= Essex County Register of Deeds and Mortgages =

The Essex County Register of Deeds and Mortgages is an elected, statutory officer in Essex County, New Jersey, USA who is responsible under the law for recording, filing, and preserving all property transactions within the 22 municipalities of the County. The term of office is five years. Essex County is one of the two counties in New Jersey to have this office; in the other 19 counties, the Office of County Clerk is responsible for recording.

==History==
2015–present: Dana Rone (Democrat), Elected 2014. Rone is a former Newark City Councilwoman. She defeated Republican James Boydston with 74.4% of the vote.

2013–2014: William Narvaez (Democrat), became Acting Register following Thigpen's death and served until Rone took the oath of office in January 2015.

2010–2013: Philip J. Thigpen (Democrat), elected 2009. Thigpen, the Essex County Democratic Chairman, became the replacement candidate for Register after the winner of the 2009 primary, Dwight C. Brown, died after the Democratic primary at age 62. Thigpen defeated Republican Terriann Moore-Abrams by a 69%-28% margin.

1995–2010: Carole A. Graves (Democrat), elected 1999, Re-elected 2004. Graves was the former President of the Newark Teachers Union.

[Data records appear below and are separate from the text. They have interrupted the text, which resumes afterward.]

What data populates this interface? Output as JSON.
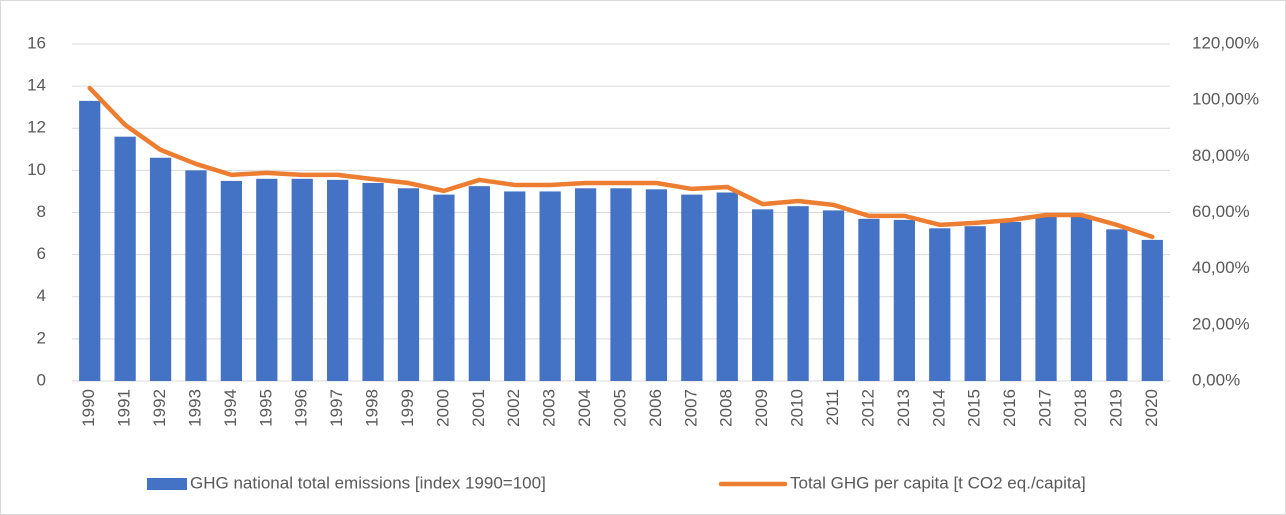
{
  "chart_data": {
    "type": "bar_line",
    "categories": [
      "1990",
      "1991",
      "1992",
      "1993",
      "1994",
      "1995",
      "1996",
      "1997",
      "1998",
      "1999",
      "2000",
      "2001",
      "2002",
      "2003",
      "2004",
      "2005",
      "2006",
      "2007",
      "2008",
      "2009",
      "2010",
      "2011",
      "2012",
      "2013",
      "2014",
      "2015",
      "2016",
      "2017",
      "2018",
      "2019",
      "2020"
    ],
    "series": [
      {
        "name": "GHG national total emissions [index 1990=100]",
        "type": "bar",
        "color": "#4472c4",
        "axis": "y",
        "values": [
          13.3,
          11.6,
          10.6,
          10.0,
          9.5,
          9.6,
          9.6,
          9.55,
          9.4,
          9.15,
          8.85,
          9.25,
          9.0,
          9.0,
          9.15,
          9.15,
          9.1,
          8.85,
          8.95,
          8.15,
          8.3,
          8.1,
          7.7,
          7.65,
          7.25,
          7.35,
          7.55,
          7.9,
          7.85,
          7.2,
          6.7
        ]
      },
      {
        "name": "Total GHG per capita [t CO2 eq./capita]",
        "type": "line",
        "color": "#ed7d31",
        "axis": "y2",
        "values": [
          104.3,
          91.2,
          82.3,
          77.3,
          73.4,
          74.1,
          73.4,
          73.4,
          71.9,
          70.5,
          67.7,
          71.6,
          69.8,
          69.8,
          70.5,
          70.5,
          70.5,
          68.4,
          69.1,
          63.0,
          64.1,
          62.7,
          58.8,
          58.8,
          55.6,
          56.3,
          57.3,
          59.1,
          59.1,
          55.6,
          51.3
        ]
      }
    ],
    "ylim": [
      0,
      16
    ],
    "yticks": [
      0,
      2,
      4,
      6,
      8,
      10,
      12,
      14,
      16
    ],
    "y2lim": [
      0,
      120
    ],
    "y2ticks": [
      {
        "value": 0,
        "label": "0,00%"
      },
      {
        "value": 20,
        "label": "20,00%"
      },
      {
        "value": 40,
        "label": "40,00%"
      },
      {
        "value": 60,
        "label": "60,00%"
      },
      {
        "value": 80,
        "label": "80,00%"
      },
      {
        "value": 100,
        "label": "100,00%"
      },
      {
        "value": 120,
        "label": "120,00%"
      }
    ],
    "grid": true,
    "legend": "bottom"
  }
}
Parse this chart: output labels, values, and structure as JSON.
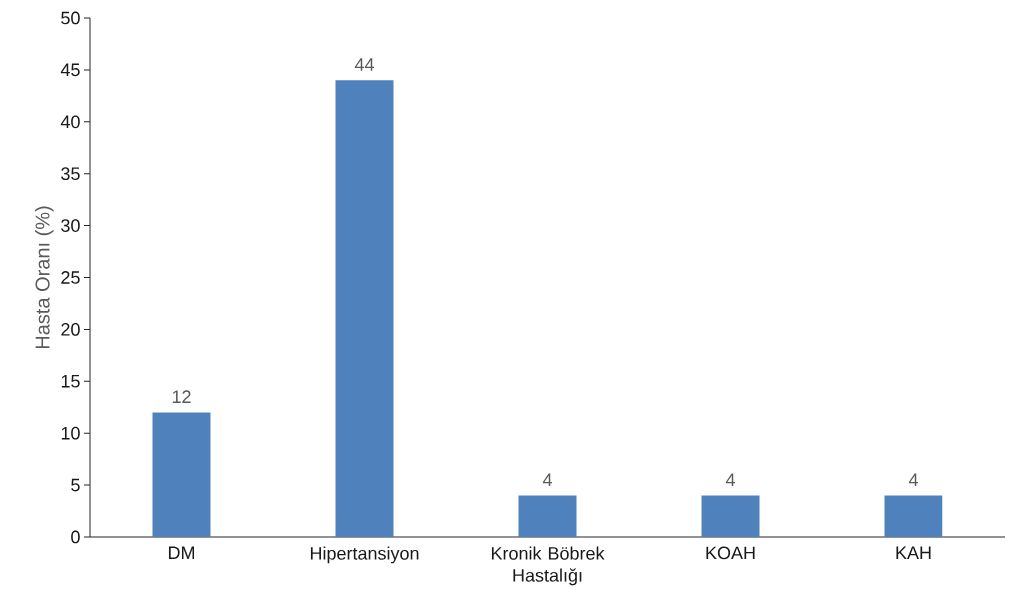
{
  "chart_data": {
    "type": "bar",
    "ylabel": "Hasta Oranı (%)",
    "categories": [
      "DM",
      "Hipertansiyon",
      "Kronik Böbrek Hastalığı",
      "KOAH",
      "KAH"
    ],
    "values": [
      12,
      44,
      4,
      4,
      4
    ],
    "color": "#4f81bd",
    "ylim": [
      0,
      50
    ],
    "yticks": [
      0,
      5,
      10,
      15,
      20,
      25,
      30,
      35,
      40,
      45,
      50
    ],
    "data_labels": true,
    "grid": false
  }
}
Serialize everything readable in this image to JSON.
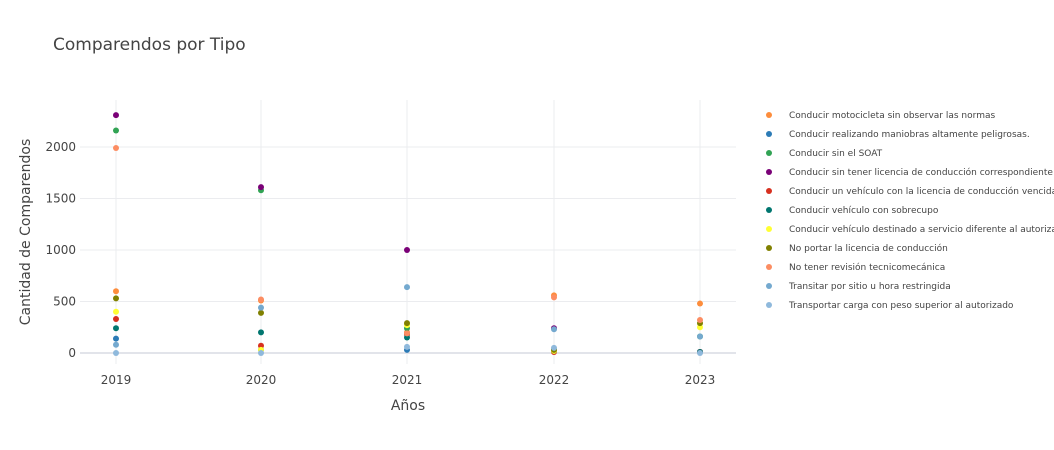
{
  "chart_data": {
    "type": "scatter",
    "title": "Comparendos por Tipo",
    "xlabel": "Años",
    "ylabel": "Cantidad de Comparendos",
    "x": [
      "2019",
      "2020",
      "2021",
      "2022",
      "2023"
    ],
    "ylim": [
      -100,
      2450
    ],
    "yticks": [
      0,
      500,
      1000,
      1500,
      2000
    ],
    "grid": true,
    "legend_position": "right",
    "series": [
      {
        "name": "Conducir motocicleta sin observar las normas",
        "color": "#fd8d3c",
        "values": [
          600,
          510,
          200,
          560,
          480
        ]
      },
      {
        "name": "Conducir realizando maniobras altamente peligrosas.",
        "color": "#2c7bb6",
        "values": [
          140,
          30,
          30,
          20,
          10
        ]
      },
      {
        "name": "Conducir sin el SOAT",
        "color": "#31a354",
        "values": [
          2160,
          1580,
          240,
          30,
          160
        ]
      },
      {
        "name": "Conducir sin tener licencia de conducción correspondiente",
        "color": "#7a0177",
        "values": [
          2310,
          1610,
          1000,
          240,
          10
        ]
      },
      {
        "name": "Conducir un vehículo con la licencia de conducción vencida.",
        "color": "#d7301f",
        "values": [
          330,
          70,
          180,
          10,
          10
        ]
      },
      {
        "name": "Conducir vehículo con sobrecupo",
        "color": "#00766f",
        "values": [
          240,
          200,
          150,
          20,
          10
        ]
      },
      {
        "name": "Conducir vehículo destinado a servicio diferente al autorizado",
        "color": "#ffff33",
        "values": [
          400,
          30,
          270,
          20,
          250
        ]
      },
      {
        "name": "No portar la licencia de conducción",
        "color": "#808000",
        "values": [
          530,
          390,
          290,
          30,
          290
        ]
      },
      {
        "name": "No tener revisión tecnicomecánica",
        "color": "#fc8d62",
        "values": [
          1990,
          520,
          190,
          540,
          320
        ]
      },
      {
        "name": "Transitar por sitio u hora restringida",
        "color": "#74a9cf",
        "values": [
          80,
          440,
          640,
          230,
          160
        ]
      },
      {
        "name": "Transportar carga con peso superior al autorizado",
        "color": "#8fb9dc",
        "values": [
          0,
          0,
          60,
          50,
          0
        ]
      }
    ]
  }
}
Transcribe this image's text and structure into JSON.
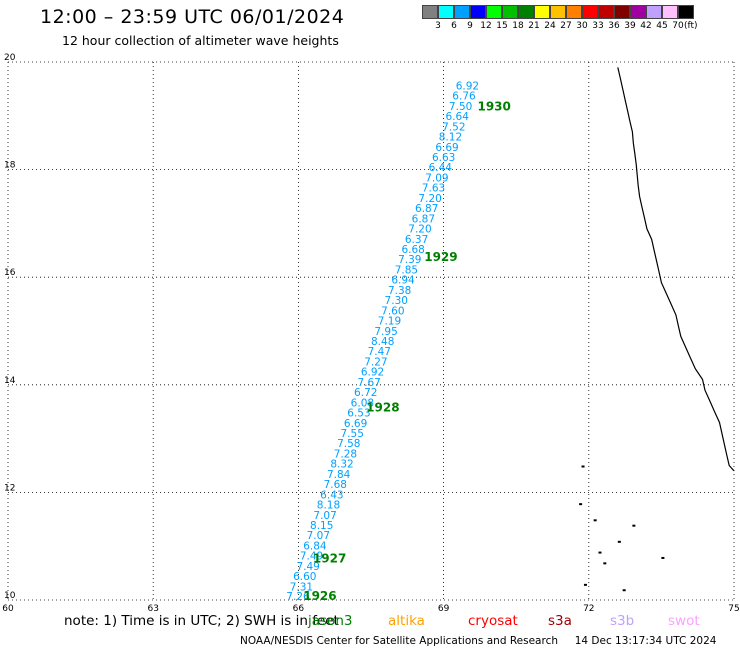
{
  "header": {
    "title": "12:00 – 23:59 UTC 06/01/2024",
    "subtitle": "12 hour collection of altimeter wave heights"
  },
  "colorbar": {
    "swatches": [
      "#808080",
      "#00ffff",
      "#00a0ff",
      "#0000ff",
      "#00ff00",
      "#00c000",
      "#008000",
      "#ffff00",
      "#ffc000",
      "#ff8000",
      "#ff0000",
      "#c00000",
      "#800000",
      "#a000a0",
      "#c0a0ff",
      "#ffc0ff",
      "#000000"
    ],
    "labels": [
      "3",
      "6",
      "9",
      "12",
      "15",
      "18",
      "21",
      "24",
      "27",
      "30",
      "33",
      "36",
      "39",
      "42",
      "45",
      "70"
    ],
    "unit": "(ft)"
  },
  "chart_data": {
    "type": "scatter",
    "title": "12 hour collection of altimeter wave heights",
    "xlabel": "",
    "ylabel": "",
    "xlim": [
      60,
      75
    ],
    "ylim": [
      10,
      20
    ],
    "grid": true,
    "x_ticks": [
      "60",
      "63",
      "66",
      "69",
      "72",
      "75"
    ],
    "y_ticks": [
      "10",
      "12",
      "14",
      "16",
      "18",
      "20"
    ],
    "track_color": "#00a0ff",
    "time_label_color": "#008000",
    "track_points": [
      {
        "x": 65.75,
        "y": 10.0,
        "label": "7.26"
      },
      {
        "x": 65.82,
        "y": 10.18,
        "label": "7.31"
      },
      {
        "x": 65.89,
        "y": 10.37,
        "label": "6.60"
      },
      {
        "x": 65.96,
        "y": 10.56,
        "label": "7.49"
      },
      {
        "x": 66.03,
        "y": 10.75,
        "label": "7.49"
      },
      {
        "x": 66.1,
        "y": 10.94,
        "label": "6.84"
      },
      {
        "x": 66.17,
        "y": 11.13,
        "label": "7.07"
      },
      {
        "x": 66.24,
        "y": 11.32,
        "label": "8.15"
      },
      {
        "x": 66.31,
        "y": 11.51,
        "label": "7.07"
      },
      {
        "x": 66.38,
        "y": 11.7,
        "label": "8.18"
      },
      {
        "x": 66.45,
        "y": 11.89,
        "label": "6.43"
      },
      {
        "x": 66.52,
        "y": 12.08,
        "label": "7.68"
      },
      {
        "x": 66.59,
        "y": 12.27,
        "label": "7.84"
      },
      {
        "x": 66.66,
        "y": 12.46,
        "label": "8.32"
      },
      {
        "x": 66.73,
        "y": 12.65,
        "label": "7.28"
      },
      {
        "x": 66.8,
        "y": 12.84,
        "label": "7.58"
      },
      {
        "x": 66.87,
        "y": 13.03,
        "label": "7.55"
      },
      {
        "x": 66.94,
        "y": 13.22,
        "label": "6.69"
      },
      {
        "x": 67.01,
        "y": 13.41,
        "label": "6.53"
      },
      {
        "x": 67.08,
        "y": 13.6,
        "label": "6.08"
      },
      {
        "x": 67.15,
        "y": 13.79,
        "label": "6.72"
      },
      {
        "x": 67.22,
        "y": 13.98,
        "label": "7.67"
      },
      {
        "x": 67.29,
        "y": 14.17,
        "label": "6.92"
      },
      {
        "x": 67.36,
        "y": 14.36,
        "label": "7.27"
      },
      {
        "x": 67.43,
        "y": 14.55,
        "label": "7.47"
      },
      {
        "x": 67.5,
        "y": 14.74,
        "label": "8.48"
      },
      {
        "x": 67.57,
        "y": 14.93,
        "label": "7.95"
      },
      {
        "x": 67.64,
        "y": 15.12,
        "label": "7.19"
      },
      {
        "x": 67.71,
        "y": 15.31,
        "label": "7.60"
      },
      {
        "x": 67.78,
        "y": 15.5,
        "label": "7.30"
      },
      {
        "x": 67.85,
        "y": 15.69,
        "label": "7.38"
      },
      {
        "x": 67.92,
        "y": 15.88,
        "label": "6.94"
      },
      {
        "x": 67.99,
        "y": 16.07,
        "label": "7.85"
      },
      {
        "x": 68.06,
        "y": 16.26,
        "label": "7.39"
      },
      {
        "x": 68.13,
        "y": 16.45,
        "label": "6.68"
      },
      {
        "x": 68.2,
        "y": 16.64,
        "label": "6.37"
      },
      {
        "x": 68.27,
        "y": 16.83,
        "label": "7.20"
      },
      {
        "x": 68.34,
        "y": 17.02,
        "label": "6.87"
      },
      {
        "x": 68.41,
        "y": 17.21,
        "label": "6.87"
      },
      {
        "x": 68.48,
        "y": 17.4,
        "label": "7.20"
      },
      {
        "x": 68.55,
        "y": 17.59,
        "label": "7.63"
      },
      {
        "x": 68.62,
        "y": 17.78,
        "label": "7.09"
      },
      {
        "x": 68.69,
        "y": 17.97,
        "label": "6.44"
      },
      {
        "x": 68.76,
        "y": 18.16,
        "label": "6.63"
      },
      {
        "x": 68.83,
        "y": 18.35,
        "label": "6.69"
      },
      {
        "x": 68.9,
        "y": 18.54,
        "label": "8.12"
      },
      {
        "x": 68.97,
        "y": 18.73,
        "label": "7.52"
      },
      {
        "x": 69.04,
        "y": 18.92,
        "label": "6.64"
      },
      {
        "x": 69.11,
        "y": 19.11,
        "label": "7.50"
      },
      {
        "x": 69.18,
        "y": 19.3,
        "label": "6.76"
      },
      {
        "x": 69.25,
        "y": 19.49,
        "label": "6.92"
      }
    ],
    "time_labels": [
      {
        "x": 66.1,
        "y": 10.0,
        "label": "1926"
      },
      {
        "x": 66.3,
        "y": 10.7,
        "label": "1927"
      },
      {
        "x": 67.4,
        "y": 13.5,
        "label": "1928"
      },
      {
        "x": 68.6,
        "y": 16.3,
        "label": "1929"
      },
      {
        "x": 69.7,
        "y": 19.1,
        "label": "1930"
      }
    ],
    "coastline": [
      [
        72.6,
        19.9
      ],
      [
        72.65,
        19.7
      ],
      [
        72.7,
        19.5
      ],
      [
        72.75,
        19.3
      ],
      [
        72.8,
        19.1
      ],
      [
        72.85,
        18.9
      ],
      [
        72.9,
        18.7
      ],
      [
        72.92,
        18.5
      ],
      [
        72.95,
        18.3
      ],
      [
        72.98,
        18.1
      ],
      [
        73.0,
        17.9
      ],
      [
        73.02,
        17.7
      ],
      [
        73.05,
        17.5
      ],
      [
        73.1,
        17.3
      ],
      [
        73.15,
        17.1
      ],
      [
        73.2,
        16.9
      ],
      [
        73.3,
        16.7
      ],
      [
        73.35,
        16.5
      ],
      [
        73.4,
        16.3
      ],
      [
        73.45,
        16.1
      ],
      [
        73.5,
        15.9
      ],
      [
        73.6,
        15.7
      ],
      [
        73.7,
        15.5
      ],
      [
        73.8,
        15.3
      ],
      [
        73.85,
        15.1
      ],
      [
        73.9,
        14.9
      ],
      [
        74.0,
        14.7
      ],
      [
        74.1,
        14.5
      ],
      [
        74.2,
        14.3
      ],
      [
        74.35,
        14.1
      ],
      [
        74.4,
        13.9
      ],
      [
        74.5,
        13.7
      ],
      [
        74.6,
        13.5
      ],
      [
        74.7,
        13.3
      ],
      [
        74.75,
        13.1
      ],
      [
        74.8,
        12.9
      ],
      [
        74.85,
        12.7
      ],
      [
        74.9,
        12.5
      ],
      [
        75.0,
        12.4
      ]
    ],
    "islands": [
      [
        71.85,
        12.5
      ],
      [
        71.8,
        11.8
      ],
      [
        72.1,
        11.5
      ],
      [
        72.9,
        11.4
      ],
      [
        72.6,
        11.1
      ],
      [
        72.2,
        10.9
      ],
      [
        72.3,
        10.7
      ],
      [
        71.9,
        10.3
      ],
      [
        73.5,
        10.8
      ],
      [
        72.7,
        10.2
      ]
    ]
  },
  "footer": {
    "note": "note: 1) Time is in UTC; 2) SWH is in feet",
    "satellites": [
      {
        "name": "jason3",
        "color": "#008000"
      },
      {
        "name": "altika",
        "color": "#ffa000"
      },
      {
        "name": "cryosat",
        "color": "#ff0000"
      },
      {
        "name": "s3a",
        "color": "#a00000"
      },
      {
        "name": "s3b",
        "color": "#c0a0ff"
      },
      {
        "name": "swot",
        "color": "#ffa0ff"
      }
    ],
    "credit": "NOAA/NESDIS Center for Satellite Applications and Research",
    "timestamp": "14 Dec 13:17:34 UTC 2024"
  }
}
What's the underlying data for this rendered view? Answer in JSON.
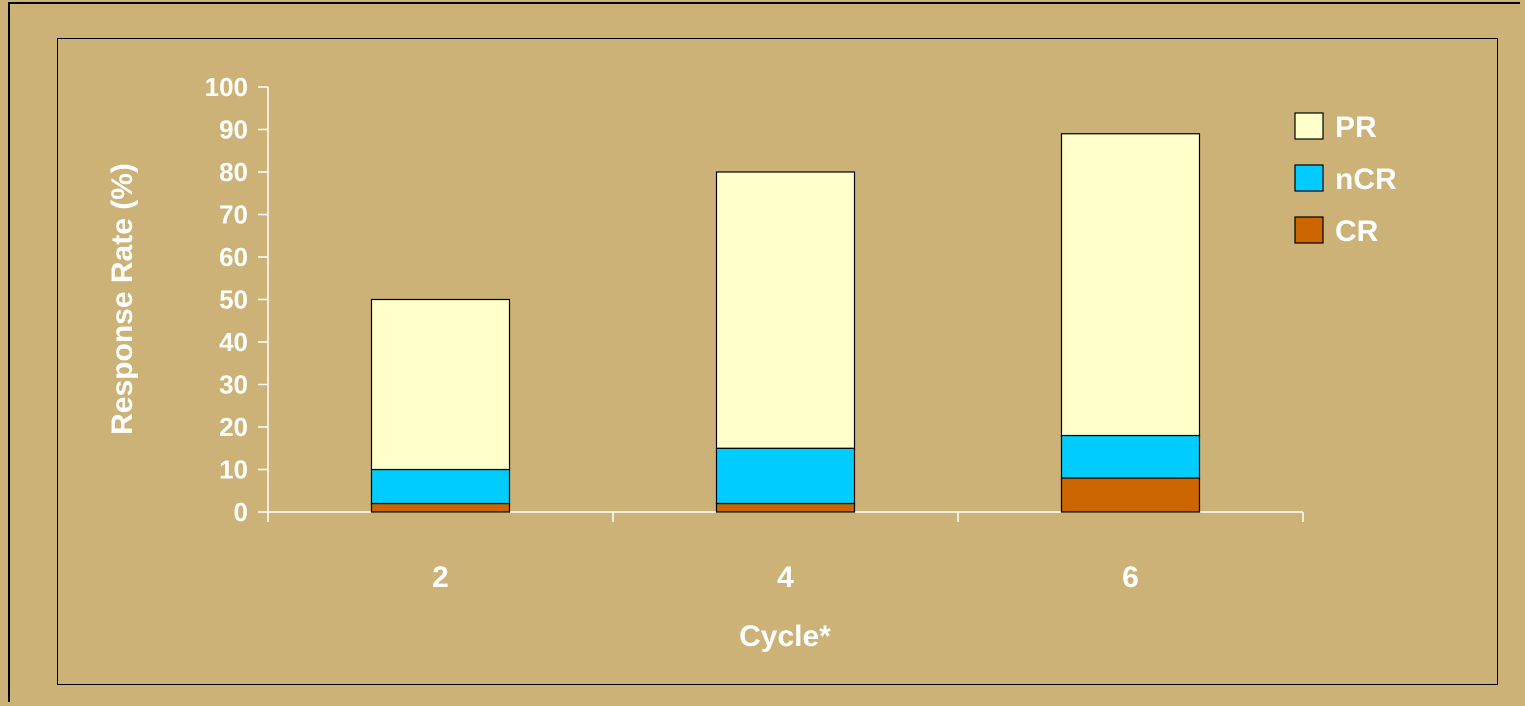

She was not a candidate for re-election in 2010.

1975–1995: Larrie W. Stalks (Democrat), Elected 1974, Re-elected 1979, 1984, 1989 and 1994. She was not a candidate for re-election in 1999. She defeated Republican John Taliaferro in 1974, and just narrowly won in 1979 against Republican Hymen B. Mintz. a former Assemblyman who had served as County Register from 1970 to 1975; Mintz had run on a single platform of eliminating the office.

1970–1975: Hymen B. Mintz (Republican), Elected 1969. Did not seek re-election in 1974.

1968–1970: Vacant

1960–1968: Madaline A. Williams (Democrat), Elected 1960, Re-elected 1965. Died in office in 1968.